Fact 1: Half the world’s population remains offline. And the distribution is not random: it is associated with development levels. Between 8 and 9 out of 10 people use the internet in the advanced world, while 2 out of 10 in the least developed countries.

Percentage of Internet users, according to region and level of development (2019)

Source: Prepared by the authors based on ITU data

Fact 2: The proportion of households with internet access changes dramatically if instead of being in Paris we had to be 4000km further south: 8/9 out of every 10 compared to 1 in 10.

Percentage of households with Internet access at home and with a PC (2019)

Source: Prepared by the authors based on ITU data

Fact 3: It can be argued that the data is not representative because mobile cellphones are the key device, and its use is widespread.

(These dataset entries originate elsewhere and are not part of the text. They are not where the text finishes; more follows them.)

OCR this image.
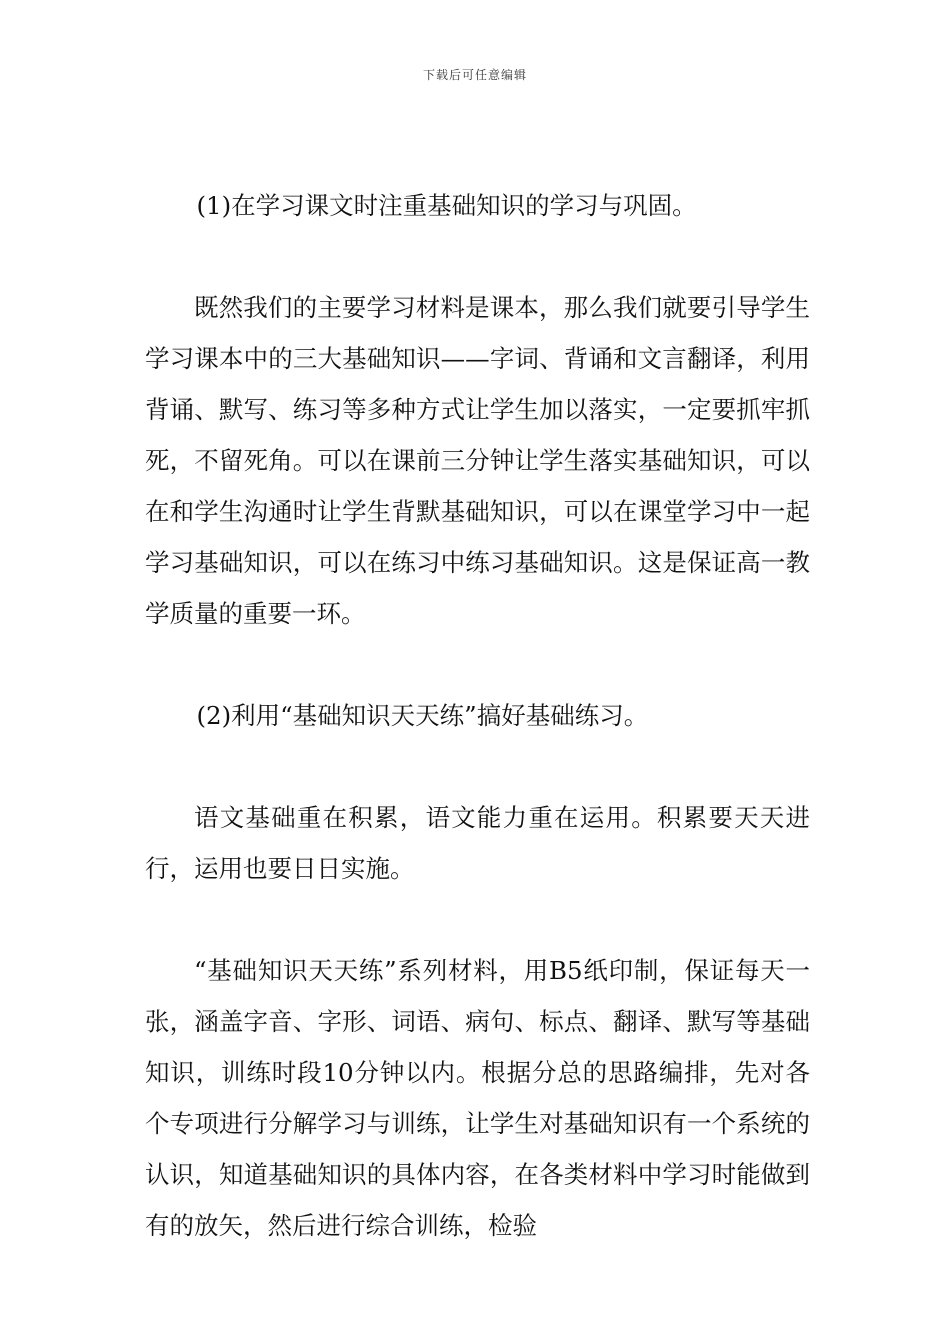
下载后可任意编辑

(1)在学习课文时注重基础知识的学习与巩固。

既然我们的主要学习材料是课本，那么我们就要引导学生学习课本中的三大基础知识——字词、背诵和文言翻译，利用背诵、默写、练习等多种方式让学生加以落实，一定要抓牢抓死，不留死角。可以在课前三分钟让学生落实基础知识，可以在和学生沟通时让学生背默基础知识，可以在课堂学习中一起学习基础知识，可以在练习中练习基础知识。这是保证高一教学质量的重要一环。

(2)利用“基础知识天天练”搞好基础练习。

语文基础重在积累，语文能力重在运用。积累要天天进行，运用也要日日实施。

“基础知识天天练”系列材料，用B5纸印制，保证每天一张，涵盖字音、字形、词语、病句、标点、翻译、默写等基础知识，训练时段10分钟以内。根据分总的思路编排，先对各个专项进行分解学习与训练，让学生对基础知识有一个系统的认识，知道基础知识的具体内容，在各类材料中学习时能做到有的放矢，然后进行综合训练，检验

But still the gaps are gigantic if we correct by broadband use: 8 out of 10 in advanced countries, 3 out of 10 in poor countries.

 Mobile phone subscriptions and mobile broadband for every 100 people (2019)

Source: Prepared by the authors based on ITU data

The evidence we discussed earlier refers to country averages. If we focus on internal gaps in terms of income, social classes or gender, the situation is even more complex outside high-income countries. To this unequal distribution of digital infrastructure assets, we must add the key role of complementary factors that are also distributed asymmetrically, such as people’s digital skills.

Conclusion: encouraging telework in this context is good policy, but in the countries of the Global South a more systemic approach is required that, at the same time, help reduce the unequal access to digital infrastructure that we emphasize in this note. It is a trivial point, but the trivial is not always present in economic policy strategies.